By Jonathan Mattise and Kimberlee Kruesi

Transgender youth in Tennessee would be banned from receiving gender-affirming care under legislation currently headed to the desk of Republican Gov. Bill Lee, who has voiced support for the bill.

House lawmakers voted 77-16 on Thursday, with three Democrats joining their Republican colleagues to pass the bill.

Civil rights groups have vowed an immediate lawsuit if and when the bill becomes law — setting up the potential for a lengthy legal battle over the coming months.

“These children do not need these medical procedures to be able to flourish as adults,” said House Majority Leader William Lamberth. “They need mental health treatment. They need love and support, and many of them need to be able to grow up to become the individuals that they were intended to be."

Across the United States, state lawmakers have introduced legislation attacking gender-affirming medical care for young people even as such services have been available in the U.S. for more than a decade and are endorsed by major medical associations.

Similar bills have advanced in Nebraska, Mississippi, Oklahoma and South Dakota. In Utah, the Republican governor recently signed a transgender medical ban into law. Meanwhile, a federal judge who blocked Arkansas’ ban on gender-affirming care for minors is now considering whether to strike down the law as unconstitutional. A similar ban in Alabama has also been temporarily blocked by a federal judge.

If enacted in Tennessee, doctors would be prohibited from providing gender-affirming care to anyone under the age of 18, including prescribing puberty blockers and hormones — and could even be penalized.

However, the legislation spells out exceptions, including allowing doctors to perform these medical services if the patient’s care had begun prior to July 1, 2023 — which is when the ban is proposed to go into effect. The bill then states that that care must end by March 31, 2024.

The bill then allows the attorney general to investigate health care providers who may violate the statute, which carries a $25,000 penalty.

“We have taken away a woman’s right to determine her health care and her health outcomes — and now we’ve gone to children,” said Democratic Rep. Gloria Johnson, referencing the state's strict abortion ban that was allowed to go into effect last year.

“If a doctor and a family feels that taking hormone blockers is going to be healthy and productive and life-saving for these children, that’s a decision that should be made,” she added.

Tennessee in particular has been caught in the center of the conflict over transgender youth medical care — ever since video surfaced on social media last year of a Nashville doctor touting that gender-affirming procedures are “huge money makers” for hospitals.

The video prompted calls by Tennessee’s Republican leaders for an investigation into Vanderbilt University Medical Center, but to date, it’s unknown if any authorities have done so.
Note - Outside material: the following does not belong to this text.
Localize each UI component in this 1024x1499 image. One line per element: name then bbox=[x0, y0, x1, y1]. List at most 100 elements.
The private nonprofit hospital said it had provided only a handful of gender-affirming surgeries to minors over the years but has put a temporary pause on the procedures to review its policies.

On average, Vanderbilt University Medical Center says it provided five gender-affirming surgeries to minors every year since its transgender clinic opened in 2018. All were over the age of 16 and had parental consent, and none received genital procedures.

But not every red state has enacted such bans with gusto.

In Wyoming, a bill stalled in a legislative committee earlier this week amid worries that health insurers would run afoul of federal law by denying coverage for gender-conforming procedures.

The bill, which had passed the state Senate, failed 5-2 in a House committee after lawmakers removed the insurance coverage prohibition. To succeed now, it would need to be revived on the state House floor before a Monday deadline — a challenging prospect.

Wyoming, despite having one of the most Republican-dominated legislatures, has a long tradition of skepticism toward culture war bills.

“It’s a bill that seeks to demonize, it’s a bill that already knows who its enemies are. And it’s not a bill that’s about solving a Wyoming problem,” Sara Burlingame, director of the LGBTQ+ advocacy group Wyoming Equality and a former state lawmaker herself, told the committee.

Meanwhile, Tennessee's House Republicans on Thursday also advanced legislation that would severely limit where drag shows can take place. A slightly different version had passed the GOP-led Senate chamber earlier this month, meaning lawmakers must wrestle out the difference before it can go to Gov. Lee's desk.

Similar to the gender-affirming medical youth care bill, Lee is expected to sign the legislation.

___

Associated Press writer Mead Gruver contributed to this report from Cheyenne, Wyoming.